Given this chain of reasoning, an AI conlang must be able to enable thinking, which is signified by the presence of units, like words, that signify that which has been input, what is “seen” or “heard” or “felt”. The AI conlang must then function as a way for the AI agent to delegate this constructed input into meaning that can be distributed and interpreted to other agents. Essentially, the conlang is a way for the agent to organize consciousness. And that is exactly what language is.

Now here are three examples of conlangs. Conlangs are often categorized into three categories: auxiliary, engineered, and artistic. As many things are, conlangs exist on a spectrum along these categories.

/ˌɛspəˈrɑːntoʊ/

An auxiliary language is one developed to facilitate social order in some way, or as Peterson describes it, “a conlang created for international communication” (Peterson 21).

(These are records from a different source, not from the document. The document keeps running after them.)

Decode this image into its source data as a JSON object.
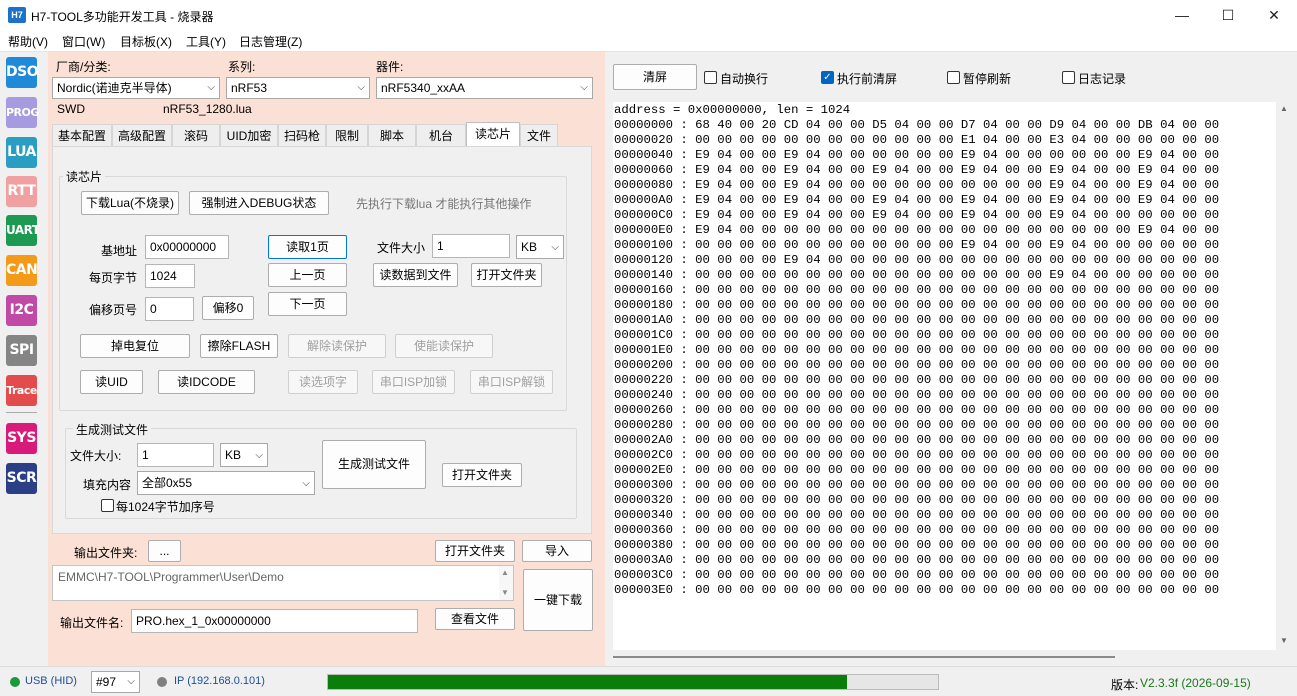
{
  "window": {
    "app_icon": "H7",
    "title": "H7-TOOL多功能开发工具 - 烧录器",
    "minimize": "—",
    "maximize": "☐",
    "close": "✕"
  },
  "menu": [
    "帮助(V)",
    "窗口(W)",
    "目标板(X)",
    "工具(Y)",
    "日志管理(Z)"
  ],
  "sidebar": [
    {
      "label": "DSO",
      "color": "#1f8ad8"
    },
    {
      "label": "PROG",
      "color": "#a69be0"
    },
    {
      "label": "LUA",
      "color": "#2a9ec2"
    },
    {
      "label": "RTT",
      "color": "#f0a0a0"
    },
    {
      "label": "UART",
      "color": "#1d9a52"
    },
    {
      "label": "CAN",
      "color": "#f39a18"
    },
    {
      "label": "I2C",
      "color": "#c04aa5"
    },
    {
      "label": "SPI",
      "color": "#858585"
    },
    {
      "label": "Trace",
      "color": "#e34c4c"
    },
    {
      "label": "SYS",
      "color": "#d81b7a"
    },
    {
      "label": "SCR",
      "color": "#2b3f86"
    }
  ],
  "device": {
    "vendor_label": "厂商/分类:",
    "vendor_value": "Nordic(诺迪克半导体)",
    "series_label": "系列:",
    "series_value": "nRF53",
    "part_label": "器件:",
    "part_value": "nRF5340_xxAA",
    "interface": "SWD",
    "lua_file": "nRF53_1280.lua"
  },
  "tabs": [
    "基本配置",
    "高级配置",
    "滚码",
    "UID加密",
    "扫码枪",
    "限制",
    "脚本",
    "机台",
    "读芯片",
    "文件"
  ],
  "read_chip": {
    "group_title": "读芯片",
    "download_lua": "下载Lua(不烧录)",
    "force_debug": "强制进入DEBUG状态",
    "hint": "先执行下载lua 才能执行其他操作",
    "base_addr_label": "基地址",
    "base_addr_value": "0x00000000",
    "page_bytes_label": "每页字节",
    "page_bytes_value": "1024",
    "offset_page_label": "偏移页号",
    "offset_page_value": "0",
    "offset0": "偏移0",
    "read_page": "读取1页",
    "prev_page": "上一页",
    "next_page": "下一页",
    "file_size_label": "文件大小",
    "file_size_value": "1",
    "file_size_unit": "KB",
    "read_to_file": "读数据到文件",
    "open_folder": "打开文件夹",
    "power_reset": "掉电复位",
    "erase_flash": "擦除FLASH",
    "unprotect": "解除读保护",
    "protect": "使能读保护",
    "read_uid": "读UID",
    "read_idcode": "读IDCODE",
    "read_option": "读选项字",
    "isp_lock": "串口ISP加锁",
    "isp_unlock": "串口ISP解锁"
  },
  "gen_test": {
    "group_title": "生成测试文件",
    "file_size_label": "文件大小:",
    "file_size_value": "1",
    "file_size_unit": "KB",
    "fill_label": "填充内容",
    "fill_value": "全部0x55",
    "gen_button": "生成测试文件",
    "open_folder": "打开文件夹",
    "seq_label": "每1024字节加序号"
  },
  "output": {
    "folder_label": "输出文件夹:",
    "browse": "...",
    "open_folder": "打开文件夹",
    "import": "导入",
    "path": "EMMC\\H7-TOOL\\Programmer\\User\\Demo",
    "one_click": "一键下载",
    "name_label": "输出文件名:",
    "name_value": "PRO.hex_1_0x00000000",
    "view_file": "查看文件"
  },
  "right_toolbar": {
    "clear": "清屏",
    "auto_wrap": "自动换行",
    "clear_before": "执行前清屏",
    "pause_refresh": "暂停刷新",
    "log_record": "日志记录"
  },
  "hex": [
    "address = 0x00000000, len = 1024",
    "00000000 : 68 40 00 20 CD 04 00 00 D5 04 00 00 D7 04 00 00 D9 04 00 00 DB 04 00 00",
    "00000020 : 00 00 00 00 00 00 00 00 00 00 00 00 E1 04 00 00 E3 04 00 00 00 00 00 00",
    "00000040 : E9 04 00 00 E9 04 00 00 00 00 00 00 E9 04 00 00 00 00 00 00 E9 04 00 00",
    "00000060 : E9 04 00 00 E9 04 00 00 E9 04 00 00 E9 04 00 00 E9 04 00 00 E9 04 00 00",
    "00000080 : E9 04 00 00 E9 04 00 00 00 00 00 00 00 00 00 00 E9 04 00 00 E9 04 00 00",
    "000000A0 : E9 04 00 00 E9 04 00 00 E9 04 00 00 E9 04 00 00 E9 04 00 00 E9 04 00 00",
    "000000C0 : E9 04 00 00 E9 04 00 00 E9 04 00 00 E9 04 00 00 E9 04 00 00 00 00 00 00",
    "000000E0 : E9 04 00 00 00 00 00 00 00 00 00 00 00 00 00 00 00 00 00 00 E9 04 00 00",
    "00000100 : 00 00 00 00 00 00 00 00 00 00 00 00 E9 04 00 00 E9 04 00 00 00 00 00 00",
    "00000120 : 00 00 00 00 E9 04 00 00 00 00 00 00 00 00 00 00 00 00 00 00 00 00 00 00",
    "00000140 : 00 00 00 00 00 00 00 00 00 00 00 00 00 00 00 00 E9 04 00 00 00 00 00 00",
    "00000160 : 00 00 00 00 00 00 00 00 00 00 00 00 00 00 00 00 00 00 00 00 00 00 00 00",
    "00000180 : 00 00 00 00 00 00 00 00 00 00 00 00 00 00 00 00 00 00 00 00 00 00 00 00",
    "000001A0 : 00 00 00 00 00 00 00 00 00 00 00 00 00 00 00 00 00 00 00 00 00 00 00 00",
    "000001C0 : 00 00 00 00 00 00 00 00 00 00 00 00 00 00 00 00 00 00 00 00 00 00 00 00",
    "000001E0 : 00 00 00 00 00 00 00 00 00 00 00 00 00 00 00 00 00 00 00 00 00 00 00 00",
    "00000200 : 00 00 00 00 00 00 00 00 00 00 00 00 00 00 00 00 00 00 00 00 00 00 00 00",
    "00000220 : 00 00 00 00 00 00 00 00 00 00 00 00 00 00 00 00 00 00 00 00 00 00 00 00",
    "00000240 : 00 00 00 00 00 00 00 00 00 00 00 00 00 00 00 00 00 00 00 00 00 00 00 00",
    "00000260 : 00 00 00 00 00 00 00 00 00 00 00 00 00 00 00 00 00 00 00 00 00 00 00 00",
    "00000280 : 00 00 00 00 00 00 00 00 00 00 00 00 00 00 00 00 00 00 00 00 00 00 00 00",
    "000002A0 : 00 00 00 00 00 00 00 00 00 00 00 00 00 00 00 00 00 00 00 00 00 00 00 00",
    "000002C0 : 00 00 00 00 00 00 00 00 00 00 00 00 00 00 00 00 00 00 00 00 00 00 00 00",
    "000002E0 : 00 00 00 00 00 00 00 00 00 00 00 00 00 00 00 00 00 00 00 00 00 00 00 00",
    "00000300 : 00 00 00 00 00 00 00 00 00 00 00 00 00 00 00 00 00 00 00 00 00 00 00 00",
    "00000320 : 00 00 00 00 00 00 00 00 00 00 00 00 00 00 00 00 00 00 00 00 00 00 00 00",
    "00000340 : 00 00 00 00 00 00 00 00 00 00 00 00 00 00 00 00 00 00 00 00 00 00 00 00",
    "00000360 : 00 00 00 00 00 00 00 00 00 00 00 00 00 00 00 00 00 00 00 00 00 00 00 00",
    "00000380 : 00 00 00 00 00 00 00 00 00 00 00 00 00 00 00 00 00 00 00 00 00 00 00 00",
    "000003A0 : 00 00 00 00 00 00 00 00 00 00 00 00 00 00 00 00 00 00 00 00 00 00 00 00",
    "000003C0 : 00 00 00 00 00 00 00 00 00 00 00 00 00 00 00 00 00 00 00 00 00 00 00 00",
    "000003E0 : 00 00 00 00 00 00 00 00 00 00 00 00 00 00 00 00 00 00 00 00 00 00 00 00"
  ],
  "status": {
    "usb": "USB (HID)",
    "usb_color": "#1a9a3a",
    "device_no": "#97",
    "ip": "IP (192.168.0.101)",
    "ip_color": "#808080",
    "progress": 0.85,
    "progress_color": "#0a7d0a",
    "version_label": "版本:",
    "version_value": "V2.3.3f (2026-09-15)",
    "version_color": "#1a7a1a"
  },
  "icons": {
    "chevron": "chevron-down-icon",
    "up": "scroll-up-icon",
    "down": "scroll-down-icon"
  }
}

Created in 1887, Esperanto is an auxiliary language that was developed with the intent of world peace. It was meant to be an international language, one that everyone could speak and through which could communicate effectively with everyone else. On the screen here is the name of the language written in the International Phonetic Alphabet, or IPA. IPA is an agreed upon, phonetically consistent alphabet that can be used to accurately reproduce the phonetics of any word in any human language.

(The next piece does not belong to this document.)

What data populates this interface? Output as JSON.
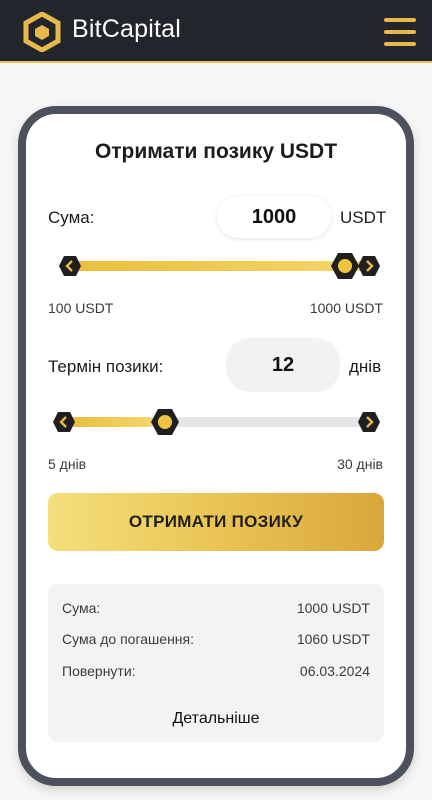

The creator, L.L. Zamenhof, adapted features like word-building systems from Slavic and German semantics (Puksar 108). This makes Esperanto an A Posteriori language, or a conlang “whose grammar and vocabulary are drawn from an existing source” (Peterson 22). Esperanto seeks to improve the delegation of consciousness and provides a simple, learnable platform on which to construct one’s inner and outer worlds.

/ɪθˈkʊ.il/

An engineered language is one like Ithkuil, the brainchild of John Quijada. Ithkuil is an A Priori language, meaning it has no connection or basis in any natlang, where the grammar and vocabulary are not based on existing languages (Peterson 22). It is purely contrived. Ithkuil is a specialized method to delegate consciousness to a hyperfine degree. As the introduction to the text describing its grammar states, the language uses a matrix of grammatical concepts intended to express deeper levels of human cognition more overtly, logically, and precisely than natural languages” (Quijada).

/ˈtoʊki ˈpoʊnə/

An artistic conlang is one like Toki Pona, which is also A Priori. Toki Pona contains only 120 words and 14 letters of the latin alphabet. The theme of the language is semantic reduction, distilling thoughts into fundamental units, or as the author Sonja Lang puts it, “[it lets us] understand complex relationships in terms of their smaller parts” (Lang 7). Toki Pona is a unique instrument to construct one’s inner and outer worlds, because, unlike Ithkuil, it “does not strive to convey every single facet and nuance of human communication” (Lang 8).

Notice that all these conlangs take the organization of consciousness to the extremes. Esperanto attempts to unify the delegation of consciousness. Ithkuil and Toki Pona attempt to construct one’s inner and outer world in incredible detail or in poetic brevity. None are better than the other. They’re just different.

So where to go from here?

Conlangers have a passion for creating language, and AI is often used as just a tool rather than experimenting with its capacity to generate a language of its own. Even then, conlangers prefer things handmade.

The approach to creating a conlang given the parameters above would mean that it would be an a posteriori conlang, because it is drawing from a human dataset, stuff of human creation. The conlang would also need a medium in which to be communicated, so digital messages. Even then, this begs the question of a writing system. What would it use? Perhaps to keep things simple, it would use the latin alphabet.

I am sure than an AI can create a conlang, but in this case, I’d like to explore the validity of such a conlang and observe how the AI would organize a consciousness given the conlang’s construction and communicative capacity.